LONDON: Raw sugar prices hit a one-week low on Monday as the premium for white versus raws collapsed, indicating weak demand from end-use sectors.
SUGAR
* May raw sugar fell 0.02 cent, or 0.2 percent, to 12.55 cents per lb at 1355 GMT.
* The contract shed 1.6 percent last month and has traded at between 12 and 13 cents for the most of 2019.
* May white sugar was up $1.9, or 0.6 percent, at $327 per tonne, having hit its lowest since Oct 1 at $320.70.
* The premium for May white sugar over May raws fell sharply last month to around $50 a tonne from about $65 a month earlier. The low premium was seen curbing refineries’ demand for raws.
* “This drop started with whites, now we (will) see raws follow.
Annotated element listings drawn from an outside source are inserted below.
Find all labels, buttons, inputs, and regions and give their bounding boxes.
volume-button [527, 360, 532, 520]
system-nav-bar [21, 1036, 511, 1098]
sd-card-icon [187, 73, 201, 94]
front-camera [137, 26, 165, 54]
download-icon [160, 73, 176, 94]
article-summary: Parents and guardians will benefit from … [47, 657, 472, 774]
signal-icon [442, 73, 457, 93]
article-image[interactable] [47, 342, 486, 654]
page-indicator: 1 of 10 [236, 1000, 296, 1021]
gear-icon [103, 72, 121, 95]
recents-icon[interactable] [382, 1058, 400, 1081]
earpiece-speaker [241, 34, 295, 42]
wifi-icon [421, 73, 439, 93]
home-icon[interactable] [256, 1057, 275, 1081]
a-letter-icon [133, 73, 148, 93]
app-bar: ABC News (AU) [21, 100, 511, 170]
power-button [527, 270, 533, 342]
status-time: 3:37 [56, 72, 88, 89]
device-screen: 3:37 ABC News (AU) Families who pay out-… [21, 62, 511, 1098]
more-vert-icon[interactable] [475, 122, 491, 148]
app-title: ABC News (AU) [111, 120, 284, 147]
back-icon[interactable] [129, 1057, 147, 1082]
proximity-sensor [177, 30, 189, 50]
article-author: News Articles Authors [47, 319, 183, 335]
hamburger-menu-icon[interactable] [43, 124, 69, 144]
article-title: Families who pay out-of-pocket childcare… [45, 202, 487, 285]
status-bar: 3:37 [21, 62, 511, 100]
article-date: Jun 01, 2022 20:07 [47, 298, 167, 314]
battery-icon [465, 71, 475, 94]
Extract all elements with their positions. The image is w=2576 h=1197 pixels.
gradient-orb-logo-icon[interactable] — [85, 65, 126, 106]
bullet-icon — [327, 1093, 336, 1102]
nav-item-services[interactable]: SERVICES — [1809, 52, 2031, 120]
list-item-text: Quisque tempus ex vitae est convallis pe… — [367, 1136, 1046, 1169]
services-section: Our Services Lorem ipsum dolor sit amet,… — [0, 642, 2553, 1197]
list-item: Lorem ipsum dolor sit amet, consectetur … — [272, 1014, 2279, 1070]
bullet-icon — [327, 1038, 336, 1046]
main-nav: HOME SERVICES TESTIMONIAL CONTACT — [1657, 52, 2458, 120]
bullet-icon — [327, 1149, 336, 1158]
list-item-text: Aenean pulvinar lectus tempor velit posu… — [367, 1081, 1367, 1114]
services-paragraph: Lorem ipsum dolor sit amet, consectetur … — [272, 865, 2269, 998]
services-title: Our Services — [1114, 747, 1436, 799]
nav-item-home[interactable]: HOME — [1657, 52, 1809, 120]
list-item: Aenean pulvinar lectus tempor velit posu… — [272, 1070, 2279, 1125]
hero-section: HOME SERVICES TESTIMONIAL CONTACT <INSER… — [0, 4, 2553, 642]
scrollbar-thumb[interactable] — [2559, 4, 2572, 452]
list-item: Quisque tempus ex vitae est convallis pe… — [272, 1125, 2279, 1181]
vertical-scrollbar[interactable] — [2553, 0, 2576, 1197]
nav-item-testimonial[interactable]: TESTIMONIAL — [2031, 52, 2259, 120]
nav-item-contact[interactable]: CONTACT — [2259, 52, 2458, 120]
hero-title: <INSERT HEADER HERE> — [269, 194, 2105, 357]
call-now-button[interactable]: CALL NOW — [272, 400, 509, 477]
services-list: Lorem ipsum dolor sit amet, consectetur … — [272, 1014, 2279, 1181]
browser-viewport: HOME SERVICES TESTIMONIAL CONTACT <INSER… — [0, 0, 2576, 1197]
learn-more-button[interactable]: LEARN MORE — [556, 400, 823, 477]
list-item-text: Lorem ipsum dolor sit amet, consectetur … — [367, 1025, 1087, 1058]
Refineries need a whites premium of over 70 or 80 (dollars),” said Claudiu Covrig, analyst at S&P Global Platts.
* Limiting losses in sugar, the Brazilian real rose versus the dollar, discouraging producer selling of dollar-priced sugar.
* Speculators increased their net short position in raw sugar futures on ICE by 6,144 contracts to 129,328 in the week to March 26.
* Egypt’s state buyer the Sugar and Integrated Industries Company ESIIC is seeking 50,000 tonnes of raw cane sugar in a tender.
* French sugar group Tereos will pay sugar beet farmers in more instalments this season than previously as it struggles with a market slump that it expects will lead to a full-year loss.
COFFEE
* May arabica coffee fell 0.65 cent, or 0.69 percent, to 93.85 cents per lb.
* The monthly contract shed 4.1 percent in March, after falling 9.7 percent in February, weighed by excess supplies.
* “The market is oversold and should correct upwards in the short term,” said broker Marex Spectron, citing a currency impact analysis.
* May robusta coffee was down $3, or 0.21 percent, at $1,453 per tonne.
* Indonesia’s exports of Sumatra robusta coffee beans in March rose 6 percent to 6,563.4 tonnes from the same period last year.
COCOA
* London May cocoa rose 16 pounds, or 0.93 percent, to 1,744 pounds per tonne, while May New York cocoa rose $36, or 1.6 percent, to $2,316 per tonne.
* The New York contract gained 1.5 percent last month, its second straight month of gains.
* Cocoa arrivals at ports in top grower Ivory Coast reached 1.697 million tonnes between Oct. 1 and March 31, exporters estimated, up about 13 percent year on year.